The African Leopard is widely distributed across Africa, but the population of this sub-species is decreasing and it has been classified as Vulnerable by IUCN’s Red List.
Like most felines, African Leopard are incredibly athletic predators and they can run up to 58 miles per hour and leap an impressive 6 metres forward through the air.
The coat of the African Leopard is covered with rosette-shaped markings. The rosettes on the leopards coat do not contain spots, unlike those of their new world relative the Jaguar. The average lifespan of African Leopard is 10 to 12 years in the wild.
African Leopard have suffered from habitat loss and fragmentation, increased illegal wildlife trade, decline in prey and poorly managed trophy hunting.
Prey species are increasingly under threat from an unsustainable bushmeat trade across large parts of Africa’s savannas. Leopards are also killed illegally for their widely sought-after skins and other body parts used for ceremonial purposes.
African Leopard have limited levels of ecological resilience to human-caused habitat fragmentation, and as a result are more restricted to conservation areas – future decline is anticipated unless conservation efforts are undertaken.

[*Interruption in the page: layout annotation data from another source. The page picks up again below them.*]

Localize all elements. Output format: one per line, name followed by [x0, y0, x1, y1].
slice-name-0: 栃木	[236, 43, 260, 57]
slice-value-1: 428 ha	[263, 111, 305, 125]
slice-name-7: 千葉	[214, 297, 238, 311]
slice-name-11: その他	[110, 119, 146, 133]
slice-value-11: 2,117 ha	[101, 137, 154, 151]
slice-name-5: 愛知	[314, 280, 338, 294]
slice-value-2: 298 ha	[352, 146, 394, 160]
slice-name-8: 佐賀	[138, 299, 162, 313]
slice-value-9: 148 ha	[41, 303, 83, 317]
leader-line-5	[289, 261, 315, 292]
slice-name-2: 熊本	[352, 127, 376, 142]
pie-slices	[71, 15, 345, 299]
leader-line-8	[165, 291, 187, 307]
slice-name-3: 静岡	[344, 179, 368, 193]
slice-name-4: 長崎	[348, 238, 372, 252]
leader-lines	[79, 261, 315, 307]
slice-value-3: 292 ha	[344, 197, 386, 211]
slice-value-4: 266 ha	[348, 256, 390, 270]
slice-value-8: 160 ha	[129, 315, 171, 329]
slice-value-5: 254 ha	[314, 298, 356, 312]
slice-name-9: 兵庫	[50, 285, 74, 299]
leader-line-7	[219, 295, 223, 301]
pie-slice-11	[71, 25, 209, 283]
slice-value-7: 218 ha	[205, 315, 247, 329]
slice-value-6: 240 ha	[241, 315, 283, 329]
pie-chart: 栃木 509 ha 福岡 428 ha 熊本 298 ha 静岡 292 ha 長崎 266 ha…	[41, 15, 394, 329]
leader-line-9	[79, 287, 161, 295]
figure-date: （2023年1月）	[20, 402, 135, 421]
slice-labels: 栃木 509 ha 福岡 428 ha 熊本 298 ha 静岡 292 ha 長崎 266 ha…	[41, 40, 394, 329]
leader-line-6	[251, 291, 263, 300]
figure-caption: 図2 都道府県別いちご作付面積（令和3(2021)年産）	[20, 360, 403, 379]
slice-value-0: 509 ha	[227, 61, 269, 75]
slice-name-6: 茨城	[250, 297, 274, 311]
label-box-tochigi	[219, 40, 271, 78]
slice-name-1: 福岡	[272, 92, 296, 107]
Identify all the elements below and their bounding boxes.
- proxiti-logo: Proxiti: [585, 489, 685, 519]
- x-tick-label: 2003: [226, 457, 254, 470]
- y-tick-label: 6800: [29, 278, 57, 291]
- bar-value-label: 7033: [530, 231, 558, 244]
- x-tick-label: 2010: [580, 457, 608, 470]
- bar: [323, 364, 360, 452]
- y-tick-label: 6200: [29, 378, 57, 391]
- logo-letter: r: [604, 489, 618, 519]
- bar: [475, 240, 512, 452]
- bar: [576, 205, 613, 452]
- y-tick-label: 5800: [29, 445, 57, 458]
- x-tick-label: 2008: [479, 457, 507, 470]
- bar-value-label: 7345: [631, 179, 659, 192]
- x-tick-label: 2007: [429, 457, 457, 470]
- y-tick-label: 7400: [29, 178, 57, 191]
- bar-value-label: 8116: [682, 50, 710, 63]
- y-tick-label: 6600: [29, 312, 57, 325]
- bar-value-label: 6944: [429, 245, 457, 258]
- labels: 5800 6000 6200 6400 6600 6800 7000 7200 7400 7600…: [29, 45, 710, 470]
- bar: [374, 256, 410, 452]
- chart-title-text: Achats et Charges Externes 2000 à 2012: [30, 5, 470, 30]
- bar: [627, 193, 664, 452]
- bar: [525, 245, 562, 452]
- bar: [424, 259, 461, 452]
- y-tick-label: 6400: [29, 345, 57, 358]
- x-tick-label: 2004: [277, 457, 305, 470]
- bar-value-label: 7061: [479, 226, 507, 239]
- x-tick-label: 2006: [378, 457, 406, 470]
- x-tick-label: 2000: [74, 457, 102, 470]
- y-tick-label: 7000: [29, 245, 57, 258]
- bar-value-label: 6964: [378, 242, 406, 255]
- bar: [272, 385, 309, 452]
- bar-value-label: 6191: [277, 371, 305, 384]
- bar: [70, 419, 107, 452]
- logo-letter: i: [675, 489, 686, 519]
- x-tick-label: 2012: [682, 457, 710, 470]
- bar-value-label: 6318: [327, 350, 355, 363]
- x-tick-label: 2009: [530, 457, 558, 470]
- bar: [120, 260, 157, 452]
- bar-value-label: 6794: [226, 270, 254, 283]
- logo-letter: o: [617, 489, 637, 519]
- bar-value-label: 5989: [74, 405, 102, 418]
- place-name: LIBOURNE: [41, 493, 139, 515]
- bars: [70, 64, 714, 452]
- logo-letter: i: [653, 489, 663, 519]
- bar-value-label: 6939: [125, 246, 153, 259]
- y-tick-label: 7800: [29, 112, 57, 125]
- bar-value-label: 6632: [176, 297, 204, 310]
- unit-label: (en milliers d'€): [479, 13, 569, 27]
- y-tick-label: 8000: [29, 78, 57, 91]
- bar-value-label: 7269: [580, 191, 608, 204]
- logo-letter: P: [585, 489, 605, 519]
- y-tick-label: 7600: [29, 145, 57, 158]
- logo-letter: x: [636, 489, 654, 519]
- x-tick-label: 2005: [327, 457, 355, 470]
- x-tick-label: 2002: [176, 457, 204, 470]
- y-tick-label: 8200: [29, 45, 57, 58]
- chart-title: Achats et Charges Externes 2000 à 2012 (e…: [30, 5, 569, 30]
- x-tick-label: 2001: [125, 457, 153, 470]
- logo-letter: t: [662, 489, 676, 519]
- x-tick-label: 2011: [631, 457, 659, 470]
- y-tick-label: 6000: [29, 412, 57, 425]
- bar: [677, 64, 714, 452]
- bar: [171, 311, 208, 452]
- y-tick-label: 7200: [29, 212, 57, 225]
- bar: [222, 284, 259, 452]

African leopards inhabited a wide range of habitats within Africa, from mountainous forests to grasslands and savannahs, excluding only extremely sandy deserts. They used to live in most of sub-Saharan Africa, occupying both rainforest and arid desert habitats. African leopards successfully adapted to altered natural habitats and settled environments in the absence of intense persecution and they have often been seen close to major cities. But already in the 1980s, they have become rare throughout much of West Africa. Now, African leopards remain patchily distributed within historical limits. During surveys in 2013, they were recorded in Gbarpolu County and Bong County in the Upper Guinean forests of Liberia. They are rare in North Africa. A relict population persists in the Atlas Mountains of Morocco, in forest and mountain steppe, where the climate is temperate to cold. In 2016, an African leopard was recorded for the first time in a semi-arid area of Yechilay in northern Ethiopia.